Back on the streets, sprinting now on the opposite side of the street, somehow Martina had time to think: yeah, great man, future leader of the confederacy of Mars, yet he’s running like a scared chipmunk. Maybe it was better if she didn’t catch him right away, so that a hundred vids could capture just what a coward he really is.
Nah. Better to kill him.
And she had to hurry. The other soldiers were right behind her. They’d want Rhodes alive, especially with all these people around. They wouldn’t want the bad publicity, and the Prime Minister preferred him alive. In this case, Martina didn’t care about publicity or what her mother wanted. For what he did to John and Drigo, Rhodes had to die. If she was a man, no one would question her. Blood for blood.
She’d already have caught him if she hadn’t sprinted to the station in the first place. And that canal leap didn’t help. Her legs felt like burning rubber. A light was changing up ahead. If he got past it and she didn’t, he could get away – or at least make some serious distance. NO.
She withdrew the bo from her side and extended it to its fullest. She stuck it to the ground and vaulted herself half a city block – an all-or-nothing gamble, because if she missed him, or landed wrong, he would easily get away. She managed to stick the vault, keep grasp of her bo, and land on his leg. He kicked her – but to no avail. She threw herself on top of him.
“You killed the love of my life!” she screamed, pressing her bo into his neck.
“Wait!” the squirming man said. “Wait! I’m not Rhodes! I swear!” Didn’t sound like his Queen’s-English accent. The man pulled the latexish mask off of his face.
She touched his face. He wasn’t Rhodes. She cried, “Then what the heck are you…” Her heart sank as she realized she knew the answer.
As the other soldiers ran up, one said, “Ah, wángbā. He’s a distraction.”
“That’s right,” the doppelganger said, breathing hard. “And Rhodes is here, but at this point you’ll never find…” WAP! Martina punched his face.
“Colonel Maciel, I think that’s enough.” A soldier pulled Martina to her feet. “We don’t want to do anything too crazy out here on the street.”
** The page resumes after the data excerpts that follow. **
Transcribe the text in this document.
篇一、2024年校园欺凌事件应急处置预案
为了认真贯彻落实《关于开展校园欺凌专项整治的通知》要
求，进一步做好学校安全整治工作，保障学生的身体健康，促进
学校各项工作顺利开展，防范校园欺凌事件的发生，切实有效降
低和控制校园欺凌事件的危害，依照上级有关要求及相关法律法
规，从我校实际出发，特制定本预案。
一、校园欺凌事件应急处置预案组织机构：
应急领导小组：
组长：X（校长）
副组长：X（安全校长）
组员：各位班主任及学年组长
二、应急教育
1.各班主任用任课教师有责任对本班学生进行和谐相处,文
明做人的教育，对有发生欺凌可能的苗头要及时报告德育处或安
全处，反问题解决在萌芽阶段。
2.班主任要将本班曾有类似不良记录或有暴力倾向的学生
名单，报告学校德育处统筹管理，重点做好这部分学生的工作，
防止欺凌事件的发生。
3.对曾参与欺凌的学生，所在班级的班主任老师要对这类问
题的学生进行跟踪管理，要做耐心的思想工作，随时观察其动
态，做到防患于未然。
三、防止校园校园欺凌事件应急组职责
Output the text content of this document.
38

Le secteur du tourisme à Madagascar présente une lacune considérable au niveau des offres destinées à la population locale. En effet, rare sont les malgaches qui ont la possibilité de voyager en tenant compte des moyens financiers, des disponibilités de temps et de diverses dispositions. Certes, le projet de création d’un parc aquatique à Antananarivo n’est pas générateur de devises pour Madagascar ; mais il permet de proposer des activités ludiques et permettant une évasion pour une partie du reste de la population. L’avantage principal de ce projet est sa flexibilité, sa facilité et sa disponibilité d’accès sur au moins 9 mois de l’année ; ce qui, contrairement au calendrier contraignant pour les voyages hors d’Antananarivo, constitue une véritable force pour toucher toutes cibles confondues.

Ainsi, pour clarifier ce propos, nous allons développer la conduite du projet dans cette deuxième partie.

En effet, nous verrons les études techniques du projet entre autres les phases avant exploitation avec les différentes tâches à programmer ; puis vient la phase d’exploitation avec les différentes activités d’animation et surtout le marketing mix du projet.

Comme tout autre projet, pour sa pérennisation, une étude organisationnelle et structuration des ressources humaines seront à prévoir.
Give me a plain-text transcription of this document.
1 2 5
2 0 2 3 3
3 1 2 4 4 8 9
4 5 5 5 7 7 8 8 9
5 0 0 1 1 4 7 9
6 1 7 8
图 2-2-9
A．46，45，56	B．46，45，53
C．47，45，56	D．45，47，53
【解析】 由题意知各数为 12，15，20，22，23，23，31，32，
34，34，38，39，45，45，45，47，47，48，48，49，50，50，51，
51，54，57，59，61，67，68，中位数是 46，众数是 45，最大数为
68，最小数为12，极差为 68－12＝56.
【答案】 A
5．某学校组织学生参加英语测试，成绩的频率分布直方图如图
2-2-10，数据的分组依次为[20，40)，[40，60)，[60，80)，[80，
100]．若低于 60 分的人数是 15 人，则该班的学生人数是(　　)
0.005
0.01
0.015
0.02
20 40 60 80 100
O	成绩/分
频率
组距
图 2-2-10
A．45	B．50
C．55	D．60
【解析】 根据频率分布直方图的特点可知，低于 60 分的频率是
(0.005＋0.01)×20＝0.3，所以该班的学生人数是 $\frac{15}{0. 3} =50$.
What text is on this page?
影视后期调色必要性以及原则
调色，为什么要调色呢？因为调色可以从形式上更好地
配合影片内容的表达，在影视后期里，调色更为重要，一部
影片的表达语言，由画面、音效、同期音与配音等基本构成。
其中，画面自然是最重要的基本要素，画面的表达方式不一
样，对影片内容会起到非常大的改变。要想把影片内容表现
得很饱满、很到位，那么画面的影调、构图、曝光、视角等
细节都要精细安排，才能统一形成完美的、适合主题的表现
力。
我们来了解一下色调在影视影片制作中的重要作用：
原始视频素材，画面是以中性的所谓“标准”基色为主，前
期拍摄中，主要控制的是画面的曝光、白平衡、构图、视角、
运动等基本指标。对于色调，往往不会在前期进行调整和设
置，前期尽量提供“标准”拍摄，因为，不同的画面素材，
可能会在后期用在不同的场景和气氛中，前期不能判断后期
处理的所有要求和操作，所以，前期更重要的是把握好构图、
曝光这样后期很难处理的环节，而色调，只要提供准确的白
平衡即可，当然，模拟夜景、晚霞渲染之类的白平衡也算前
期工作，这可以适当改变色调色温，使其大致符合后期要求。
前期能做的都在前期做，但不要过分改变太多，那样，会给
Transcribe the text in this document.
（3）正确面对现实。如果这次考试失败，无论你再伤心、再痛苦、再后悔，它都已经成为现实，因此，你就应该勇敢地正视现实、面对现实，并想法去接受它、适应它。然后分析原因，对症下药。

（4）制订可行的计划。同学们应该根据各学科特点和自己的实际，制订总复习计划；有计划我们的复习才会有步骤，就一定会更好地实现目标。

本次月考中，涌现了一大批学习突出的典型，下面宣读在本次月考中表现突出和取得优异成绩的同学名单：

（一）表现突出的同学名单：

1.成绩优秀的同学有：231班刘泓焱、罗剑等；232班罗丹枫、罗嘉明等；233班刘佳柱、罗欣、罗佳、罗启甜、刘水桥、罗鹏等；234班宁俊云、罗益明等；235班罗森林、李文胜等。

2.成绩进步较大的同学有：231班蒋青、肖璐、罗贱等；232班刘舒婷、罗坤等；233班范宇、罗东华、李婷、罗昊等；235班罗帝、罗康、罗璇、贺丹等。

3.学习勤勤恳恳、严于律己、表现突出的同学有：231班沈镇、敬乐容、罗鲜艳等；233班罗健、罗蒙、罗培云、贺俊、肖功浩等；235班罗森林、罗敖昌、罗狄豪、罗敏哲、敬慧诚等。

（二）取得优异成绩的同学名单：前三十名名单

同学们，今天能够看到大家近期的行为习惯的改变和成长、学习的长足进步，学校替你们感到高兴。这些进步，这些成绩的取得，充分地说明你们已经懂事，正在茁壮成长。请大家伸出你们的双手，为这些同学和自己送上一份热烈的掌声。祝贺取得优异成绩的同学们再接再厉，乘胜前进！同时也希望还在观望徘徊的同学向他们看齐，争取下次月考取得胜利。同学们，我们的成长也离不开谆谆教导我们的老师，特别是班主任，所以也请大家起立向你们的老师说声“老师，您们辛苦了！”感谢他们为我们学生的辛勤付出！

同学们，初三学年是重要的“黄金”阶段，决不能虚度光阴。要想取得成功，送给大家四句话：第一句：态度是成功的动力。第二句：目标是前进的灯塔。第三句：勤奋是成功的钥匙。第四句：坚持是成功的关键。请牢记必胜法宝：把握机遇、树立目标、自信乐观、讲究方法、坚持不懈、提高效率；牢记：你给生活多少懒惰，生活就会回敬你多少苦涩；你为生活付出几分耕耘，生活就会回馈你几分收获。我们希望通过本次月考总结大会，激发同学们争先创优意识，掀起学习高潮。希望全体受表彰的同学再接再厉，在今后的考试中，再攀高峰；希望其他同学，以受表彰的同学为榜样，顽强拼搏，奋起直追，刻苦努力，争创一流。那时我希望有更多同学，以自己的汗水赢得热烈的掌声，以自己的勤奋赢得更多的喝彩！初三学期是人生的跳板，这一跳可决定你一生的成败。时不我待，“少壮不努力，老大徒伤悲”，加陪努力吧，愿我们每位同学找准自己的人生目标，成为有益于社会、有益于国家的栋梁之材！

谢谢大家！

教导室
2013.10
“Excuse me, lieutenant, do you out-rank me?” asked Martina Maciel.
“Well, uh, no. But don’t we need him alive for questioning?”
“Alive?” asked Martina. “Oh, why didn’t you say so?” She kicked the jībā hell out of this imposter, until blood poured from his ears. She looked around at the dozen onlookers with their ring-cameras. She could imagine the down-votes on both worlds.
Martina rested her gaze on her fellow soldiers, who hardly seemed less horrified. “He’ll live.”
But she didn’t feel any better. Wángbā all to hell.